In September 2021, the working group released their two new equations that measure kidney function. No one uses race as a factor. One is very similar to racialized eGFR, which measures creatinine. The other equation adds a second test that measures cystatin C, another blood chemical that serves as a filter marker.
Both equations have been proposed because, although the creatinine test is available in almost all laboratories in the country, cystatin C is not what results in a lower cost նվազ test availability. The process of moving the laboratory to a new standard is under way, Palsky said, adding that he hopes the large laboratories will make the changes in the next few months.
“In medicine, the time it usually takes from the publication of a clinical practice guide or recommendation to the time it actually enters clinical care is about a decade,” Palski said. “In this case, what we are seeing is a very quick implementation of the new equation.”
Palsky եհ Mehrotra agree with the new equations compared to the old equations. But the assessments are just that, the assessments և should be used as just a part of a much more comprehensive clinical analysis of a person’s health և needs.
And as racial disparities continue to be studied and understood in medicine, understanding the impact of racial factors in health decisions can have a devastating effect on an individual beyond their diagnosis, Palksy said. “When we teach medical students to residents, if we use race-based algorithms, we reinforce to them this idea, this false notion that race is the biological determinant of disease, which it is not,” Palski said.
Systemic racism affects skin health in a variety of ways, from: chronic stress limited experience of racism access to healthy food to bias health care providers. These problems are deeply rooted and require sustainable solutions.
The new eGFR equation, however, is a step in the right direction, Palsky said.
“Will it solve the problem of inequality of kidney care?” “I think we would have deceived ourselves into thinking that a simple change in the equation would solve much, much deeper problems,” Palsky said. “Of course, changing the equation alone will not solve the problem of inequality, many of which are rooted in historical racism.”

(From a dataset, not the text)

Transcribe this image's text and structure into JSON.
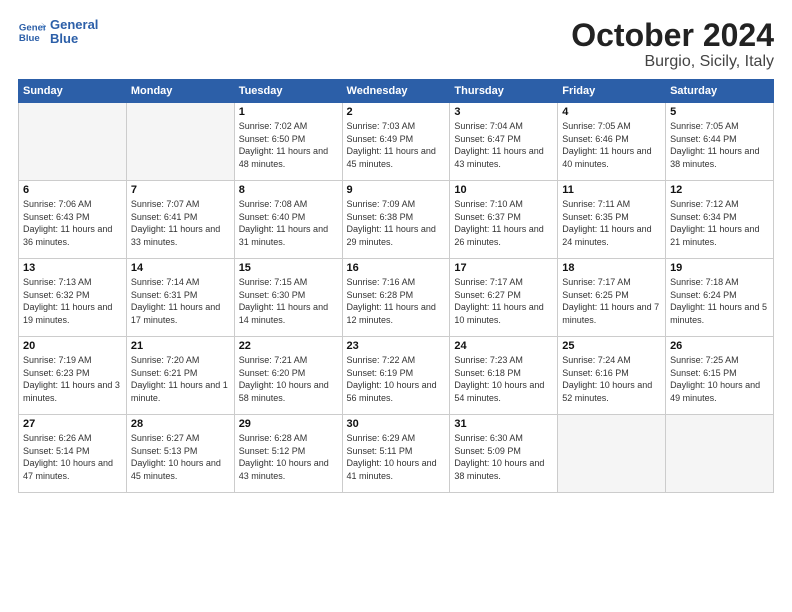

These inequalities will only be significantly reduced by large-scale investments in the health of poor communities. However, the eGFR equation is still a significant step for kidneys with kidney disease. The benefits of the new eGFR equation, according to Warfield, extend beyond the original equation.
“It opens the eyes and doors to other inequalities that occur, at least in the kidney community, forcing people to talk and look at what is happening,” Warfield said. “It’s good to know that the patient’s voice is now sitting at the table, heard, not just decided by the medical community.”